Update: 15 persons killed in Maiduguri deadly blast

Semiu Salami
Semiu Salami
Explosion

No fewer than 15 persons have been killed in an explosion at a market in Maiduguri, north-eastern Nigeria, witnesses say.

The explosives were reportedly hidden in a vehicle carrying charcoal.

No group has said it carried out the attack but Maiduguri is the epicentre of the violent campaign waged by militant group Boko Haram.

Earlier, the Nigerian army said it had broken up a Boko Haram cell linked to the abduction of 200 schoolgirls.

“A van loaded with charcoal and IED [improvised explosive device] exploded at Monday Market in Maiduguri this morning. The location has been cordoned,” the defence headquarters said on its Twitter account.

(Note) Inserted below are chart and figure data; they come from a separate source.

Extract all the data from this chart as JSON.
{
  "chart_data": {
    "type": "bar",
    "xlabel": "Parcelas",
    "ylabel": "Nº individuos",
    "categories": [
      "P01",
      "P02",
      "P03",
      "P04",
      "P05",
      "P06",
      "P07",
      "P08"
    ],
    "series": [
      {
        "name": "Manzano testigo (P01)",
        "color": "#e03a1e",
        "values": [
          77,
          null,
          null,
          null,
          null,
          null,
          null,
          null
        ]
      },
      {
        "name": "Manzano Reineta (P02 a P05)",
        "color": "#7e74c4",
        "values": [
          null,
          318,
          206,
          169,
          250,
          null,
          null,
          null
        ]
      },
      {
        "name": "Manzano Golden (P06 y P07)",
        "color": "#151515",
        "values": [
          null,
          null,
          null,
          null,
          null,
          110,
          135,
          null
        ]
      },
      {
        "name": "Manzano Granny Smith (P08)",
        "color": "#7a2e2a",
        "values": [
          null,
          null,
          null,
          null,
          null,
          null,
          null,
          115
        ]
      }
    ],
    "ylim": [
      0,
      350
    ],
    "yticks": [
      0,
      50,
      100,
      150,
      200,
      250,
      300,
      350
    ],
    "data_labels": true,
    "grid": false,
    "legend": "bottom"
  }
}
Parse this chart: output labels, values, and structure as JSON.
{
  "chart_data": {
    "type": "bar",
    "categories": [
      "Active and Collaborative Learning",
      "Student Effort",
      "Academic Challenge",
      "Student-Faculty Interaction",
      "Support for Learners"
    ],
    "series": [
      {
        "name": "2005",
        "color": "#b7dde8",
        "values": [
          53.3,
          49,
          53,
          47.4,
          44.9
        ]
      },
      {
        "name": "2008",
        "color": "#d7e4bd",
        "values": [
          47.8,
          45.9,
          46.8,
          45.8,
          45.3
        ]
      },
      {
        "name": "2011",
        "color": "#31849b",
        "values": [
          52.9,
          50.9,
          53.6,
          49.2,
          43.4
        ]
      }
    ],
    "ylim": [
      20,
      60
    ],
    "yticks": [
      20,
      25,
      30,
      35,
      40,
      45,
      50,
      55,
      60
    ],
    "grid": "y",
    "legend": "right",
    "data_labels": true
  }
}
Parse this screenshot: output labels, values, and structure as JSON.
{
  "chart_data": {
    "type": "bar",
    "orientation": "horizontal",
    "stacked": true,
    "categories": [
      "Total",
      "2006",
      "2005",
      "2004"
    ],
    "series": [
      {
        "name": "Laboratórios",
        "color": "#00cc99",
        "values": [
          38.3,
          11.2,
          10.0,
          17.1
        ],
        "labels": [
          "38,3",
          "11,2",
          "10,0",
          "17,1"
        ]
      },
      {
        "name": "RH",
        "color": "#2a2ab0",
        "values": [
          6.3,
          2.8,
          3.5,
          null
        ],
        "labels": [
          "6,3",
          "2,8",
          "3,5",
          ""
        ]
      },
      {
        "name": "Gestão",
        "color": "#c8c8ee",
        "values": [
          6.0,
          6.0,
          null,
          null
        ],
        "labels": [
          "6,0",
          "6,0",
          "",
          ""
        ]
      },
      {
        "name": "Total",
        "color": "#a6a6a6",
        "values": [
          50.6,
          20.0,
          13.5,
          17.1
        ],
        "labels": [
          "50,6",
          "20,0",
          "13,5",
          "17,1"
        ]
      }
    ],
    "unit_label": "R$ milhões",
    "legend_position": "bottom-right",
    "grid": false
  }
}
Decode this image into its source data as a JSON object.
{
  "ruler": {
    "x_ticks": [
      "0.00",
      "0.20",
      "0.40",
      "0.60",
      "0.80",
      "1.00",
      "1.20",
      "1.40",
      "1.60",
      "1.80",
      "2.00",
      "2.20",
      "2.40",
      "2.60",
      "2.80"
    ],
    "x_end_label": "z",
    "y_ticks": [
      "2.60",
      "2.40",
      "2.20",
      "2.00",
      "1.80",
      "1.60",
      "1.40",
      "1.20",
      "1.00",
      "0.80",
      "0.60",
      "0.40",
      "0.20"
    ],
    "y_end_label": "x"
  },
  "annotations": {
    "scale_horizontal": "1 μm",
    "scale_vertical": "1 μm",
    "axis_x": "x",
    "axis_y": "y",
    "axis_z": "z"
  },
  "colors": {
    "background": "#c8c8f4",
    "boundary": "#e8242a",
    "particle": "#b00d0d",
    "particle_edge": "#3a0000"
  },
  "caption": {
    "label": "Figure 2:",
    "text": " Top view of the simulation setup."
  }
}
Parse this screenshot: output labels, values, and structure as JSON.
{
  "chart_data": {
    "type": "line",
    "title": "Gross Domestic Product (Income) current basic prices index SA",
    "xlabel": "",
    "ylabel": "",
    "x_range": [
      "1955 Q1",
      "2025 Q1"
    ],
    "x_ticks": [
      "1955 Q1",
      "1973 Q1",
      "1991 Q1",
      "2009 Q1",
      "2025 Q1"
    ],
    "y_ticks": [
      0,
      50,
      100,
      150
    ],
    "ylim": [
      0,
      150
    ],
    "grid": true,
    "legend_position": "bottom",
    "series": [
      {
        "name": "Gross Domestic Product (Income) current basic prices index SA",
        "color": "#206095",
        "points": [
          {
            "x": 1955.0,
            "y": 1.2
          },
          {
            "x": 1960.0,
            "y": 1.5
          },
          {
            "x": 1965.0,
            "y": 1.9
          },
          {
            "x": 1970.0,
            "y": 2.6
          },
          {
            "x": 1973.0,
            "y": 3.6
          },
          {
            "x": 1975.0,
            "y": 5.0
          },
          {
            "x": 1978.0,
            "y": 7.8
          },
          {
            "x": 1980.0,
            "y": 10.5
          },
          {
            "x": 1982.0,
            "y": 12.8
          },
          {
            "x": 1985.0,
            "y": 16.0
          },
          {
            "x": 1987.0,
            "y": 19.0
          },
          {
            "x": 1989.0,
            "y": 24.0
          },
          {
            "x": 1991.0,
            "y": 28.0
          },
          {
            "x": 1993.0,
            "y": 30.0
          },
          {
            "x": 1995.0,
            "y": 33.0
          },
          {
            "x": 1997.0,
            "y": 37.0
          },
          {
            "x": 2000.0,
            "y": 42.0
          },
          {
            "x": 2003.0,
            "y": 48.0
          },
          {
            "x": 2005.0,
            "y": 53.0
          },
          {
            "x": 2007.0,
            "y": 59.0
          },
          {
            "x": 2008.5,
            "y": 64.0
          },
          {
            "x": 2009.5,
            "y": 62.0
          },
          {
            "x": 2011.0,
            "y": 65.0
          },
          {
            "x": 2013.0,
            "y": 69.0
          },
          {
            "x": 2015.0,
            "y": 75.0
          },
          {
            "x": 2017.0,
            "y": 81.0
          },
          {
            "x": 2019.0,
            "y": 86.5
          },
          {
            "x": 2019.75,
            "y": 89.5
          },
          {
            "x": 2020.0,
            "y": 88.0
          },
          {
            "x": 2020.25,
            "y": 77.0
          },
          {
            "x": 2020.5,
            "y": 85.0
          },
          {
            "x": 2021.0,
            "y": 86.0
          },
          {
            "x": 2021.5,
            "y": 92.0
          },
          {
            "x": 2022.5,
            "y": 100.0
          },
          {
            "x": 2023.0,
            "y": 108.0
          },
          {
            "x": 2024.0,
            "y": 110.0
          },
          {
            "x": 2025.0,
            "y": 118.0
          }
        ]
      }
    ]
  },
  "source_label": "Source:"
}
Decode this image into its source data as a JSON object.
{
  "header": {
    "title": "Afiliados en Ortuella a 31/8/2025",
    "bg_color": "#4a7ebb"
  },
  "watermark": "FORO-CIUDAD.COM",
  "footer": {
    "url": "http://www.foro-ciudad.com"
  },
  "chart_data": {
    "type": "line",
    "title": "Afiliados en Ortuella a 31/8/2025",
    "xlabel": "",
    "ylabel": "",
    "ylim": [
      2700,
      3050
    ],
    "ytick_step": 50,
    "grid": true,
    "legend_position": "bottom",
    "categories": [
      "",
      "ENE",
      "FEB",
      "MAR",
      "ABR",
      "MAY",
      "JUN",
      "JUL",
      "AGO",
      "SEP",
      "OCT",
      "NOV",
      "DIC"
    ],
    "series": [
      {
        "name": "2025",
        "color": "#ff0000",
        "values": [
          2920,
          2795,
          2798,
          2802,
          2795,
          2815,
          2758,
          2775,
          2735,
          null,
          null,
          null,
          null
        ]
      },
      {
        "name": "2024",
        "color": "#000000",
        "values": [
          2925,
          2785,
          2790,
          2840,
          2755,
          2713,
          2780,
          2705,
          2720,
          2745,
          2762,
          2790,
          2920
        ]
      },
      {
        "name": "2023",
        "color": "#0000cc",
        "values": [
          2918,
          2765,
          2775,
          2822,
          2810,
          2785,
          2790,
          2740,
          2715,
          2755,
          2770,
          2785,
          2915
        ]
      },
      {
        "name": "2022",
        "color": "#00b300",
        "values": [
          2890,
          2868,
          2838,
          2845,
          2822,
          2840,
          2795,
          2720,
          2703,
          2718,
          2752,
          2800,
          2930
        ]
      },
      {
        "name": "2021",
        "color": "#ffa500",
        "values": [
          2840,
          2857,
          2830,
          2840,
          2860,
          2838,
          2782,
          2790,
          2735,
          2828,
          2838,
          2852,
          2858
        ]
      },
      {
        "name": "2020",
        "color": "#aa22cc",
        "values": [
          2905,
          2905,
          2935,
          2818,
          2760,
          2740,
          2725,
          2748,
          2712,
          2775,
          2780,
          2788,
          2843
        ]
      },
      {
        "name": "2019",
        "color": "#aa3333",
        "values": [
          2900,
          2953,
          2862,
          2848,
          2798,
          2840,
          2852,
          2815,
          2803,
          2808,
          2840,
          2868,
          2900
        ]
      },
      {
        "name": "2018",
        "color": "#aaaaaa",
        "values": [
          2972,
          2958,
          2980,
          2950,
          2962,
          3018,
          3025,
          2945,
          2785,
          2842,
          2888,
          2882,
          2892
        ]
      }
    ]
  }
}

The vehicle exploded into a huge fireball, AFP news agency quotes a witness as saying.
Vehicles burn after an attack in Abuja on 14 April 2014 Boko Haram has carried out a wave of bombings since 2009

At least 15 people were killed in the attack, it reports.

The BBC’s Habiba Adamu in the capital, Abuja, says that a resident who visited the scene counted five bodies while another resident said he saw bodies being loaded onto two trucks.

“I heard a very loud explosion right from my house and rushed to the place,” one resident, Babagana Hausari, told the BBC.

“When I got there I saw many people lying after they were hit by explosives,” he said.

A suspected suicide bomber carried out the blast, Reuters news agency reports and cars and taxis, which were unloading passengers and goods, were wrecked, it says.

“I saw police and troops picking out victims,” said Alakija Olatunde, a student who rushed to the scene.

On Monday night, Nigeria’s military said it had raided a Boko Haram intelligence unit thought to be linked to the abduction of the schoolgirls in April from Chibok town, also in the north-eastern Borno state.

The cell leader Babuji Ya’ari was arrested, a military statement said.

Ya’ari had been actively involved in the seizure of the girls as well as the killing in May of a traditional leader, the emir of Gwoza, the statement added.

Ya’ari has not yet commented on the allegations.

More than 2,000 people have been killed this year in attacks blamed on Boko Haram militants.